Anonymous submission under review

Abstract

Vision-Language-Action (VLA) models offer a promising end-to-end paradigm for unmanned aerial vehicles (UAVs) to accomplish complex tasks specified by fine-grained instructions. However, standard supervised fine-tuning (SFT) suffers from data scarcity, limited generalization, and weak supervision for nuanced and complicated human intents. Reinforcement fine-tuning offers a natural way to mitigate these challenges and align policy behaviors with human intents through designable feedback, but applying it to aerial navigation remains challenging due to inefficient exploration in expansive continuous spaces. To address these challenges, we introduce an efficient reinforcement learning (RL) framework for VLA-based aerial navigation. At its core, we propose EG-GRPO (Expert-Guided Group Relative Policy Optimization), which incorporates few-shot expert trajectories into group-relative optimization to stabilize online RL under sparse rewards. Additionally, we design a heterogeneous pipeline enabling parallel simulation and inference, which reduces rollout time by 43.5%. Across multiple tasks specified by complex human intents, EG-GRPO improves the success rate from 18.30% to 57.81% over the SFT baseline. These results demonstrate that our framework can move aerial navigation toward precise intent-aligned flight.

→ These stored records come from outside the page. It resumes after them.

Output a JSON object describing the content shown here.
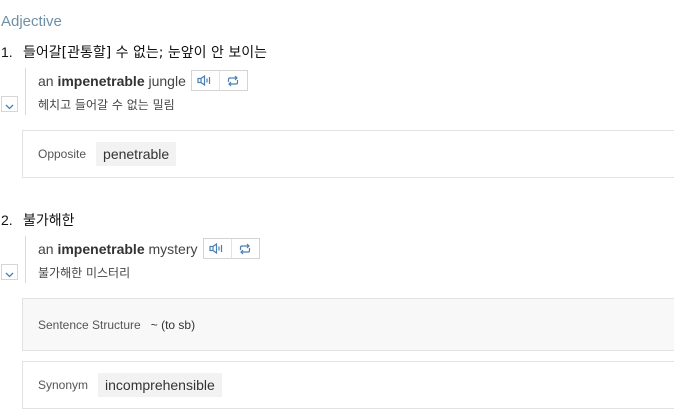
{
  "pos": "Adjective",
  "senses": [
    {
      "number": "1.",
      "definition": "들어갈[관통할] 수 없는; 눈앞이 안 보이는",
      "example": {
        "pre": "an ",
        "keyword": "impenetrable",
        "post": " jungle"
      },
      "translation": "헤치고 들어갈 수 없는 밀림",
      "opposite": {
        "label": "Opposite",
        "value": "penetrable"
      }
    },
    {
      "number": "2.",
      "definition": "불가해한",
      "example": {
        "pre": "an ",
        "keyword": "impenetrable",
        "post": " mystery"
      },
      "translation": "불가해한 미스터리",
      "structure": {
        "label": "Sentence Structure",
        "value": "~ (to sb)"
      },
      "synonym": {
        "label": "Synonym",
        "value": "incomprehensible"
      }
    }
  ],
  "icons": {
    "audio": "speaker-icon",
    "repeat": "repeat-icon",
    "expand": "chevron-down-icon"
  },
  "colors": {
    "pos_label": "#6f8fa6",
    "icon": "#4a7fb5",
    "chip_bg": "#f2f2f2"
  }
}
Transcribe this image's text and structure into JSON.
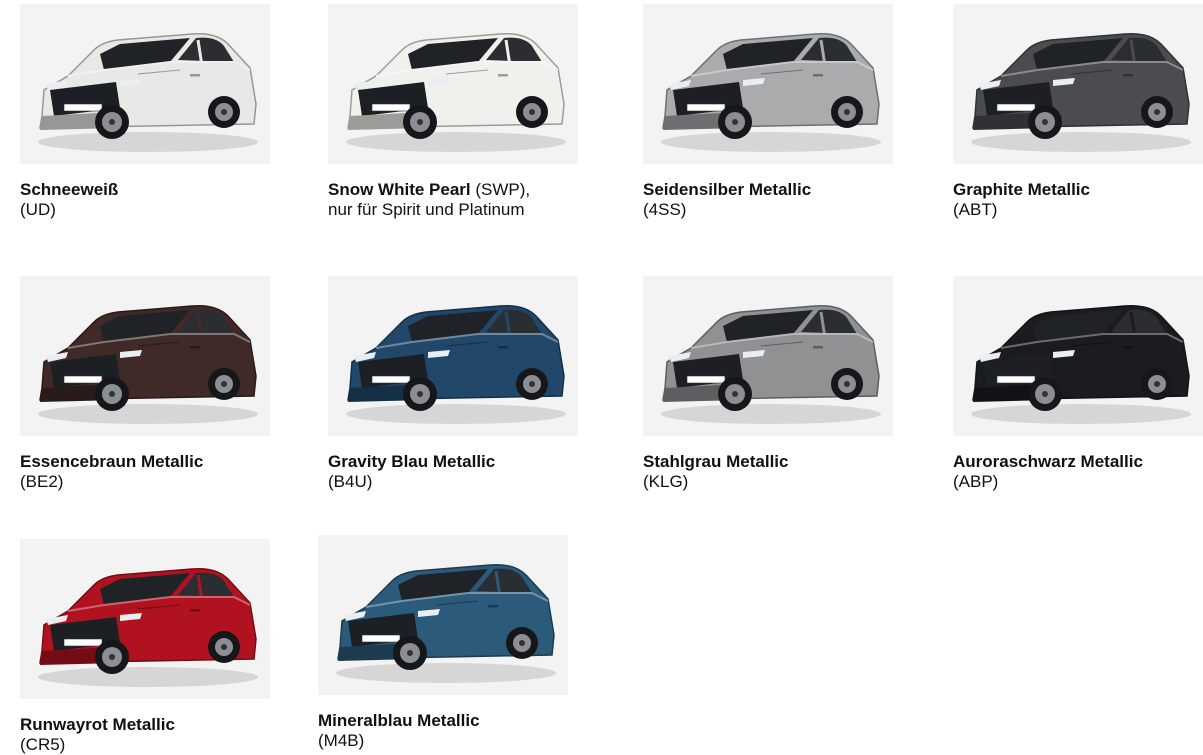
{
  "colors": [
    {
      "name": "Schneeweiß",
      "code": "(UD)",
      "note": "",
      "paint": "#e8e8e6"
    },
    {
      "name": "Snow White Pearl",
      "code": "(SWP),",
      "note": "nur für Spirit und Platinum",
      "paint": "#f0f0ec"
    },
    {
      "name": "Seidensilber Metallic",
      "code": "(4SS)",
      "note": "",
      "paint": "#a9abad"
    },
    {
      "name": "Graphite Metallic",
      "code": "(ABT)",
      "note": "",
      "paint": "#4a4c50"
    },
    {
      "name": "Essencebraun Metallic",
      "code": "(BE2)",
      "note": "",
      "paint": "#3f2a27"
    },
    {
      "name": "Gravity Blau Metallic",
      "code": "(B4U)",
      "note": "",
      "paint": "#21486b"
    },
    {
      "name": "Stahlgrau Metallic",
      "code": "(KLG)",
      "note": "",
      "paint": "#8f9193"
    },
    {
      "name": "Auroraschwarz Metallic",
      "code": "(ABP)",
      "note": "",
      "paint": "#1b1c1f"
    },
    {
      "name": "Runwayrot Metallic",
      "code": "(CR5)",
      "note": "",
      "paint": "#b1121f"
    },
    {
      "name": "Mineralblau Metallic",
      "code": "(M4B)",
      "note": "",
      "paint": "#2b5a7a"
    }
  ]
}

Overview of the reinforcement learning framework for VLA-based 3D aerial navigation

We introduce a reinforcement learning framework tailored for VLA-based 3D aerial navigation, which integrates a high-fidelity simulation and expert-guided online training to enable UAVs to acquire precise intent-aligned flight skills.

Simulation Demos

Proceed through the vase from the narrow side

Orbit the fountain in clockwise direction

Make way through the wooden table from the lower side

Land on the left side of the first plastic crate

Real-World Demos

EG-GRPO

First, the VLA policy generates actions according to visual observations and nuanced instructions. Then, online trajectories are collected in parallelized simulations and combined with few-shot expert trajectories to construct mixed trajectory groups. Finally, the reward model evaluates these trajectories based on task performance, providing fine-grained rewards for updating VLA models.

Heterogeneous Parallelization of Inference and Simulation

Conventional serial execution alternates between simulation on RT-core GPUs (L20) and VLA inference on compute GPUs (A100), causing severe hardware idling. Our framework decouples these stages via a dual-group scheduling strategy with a double-buffer mechanism, reducing rollout time by 43.5%.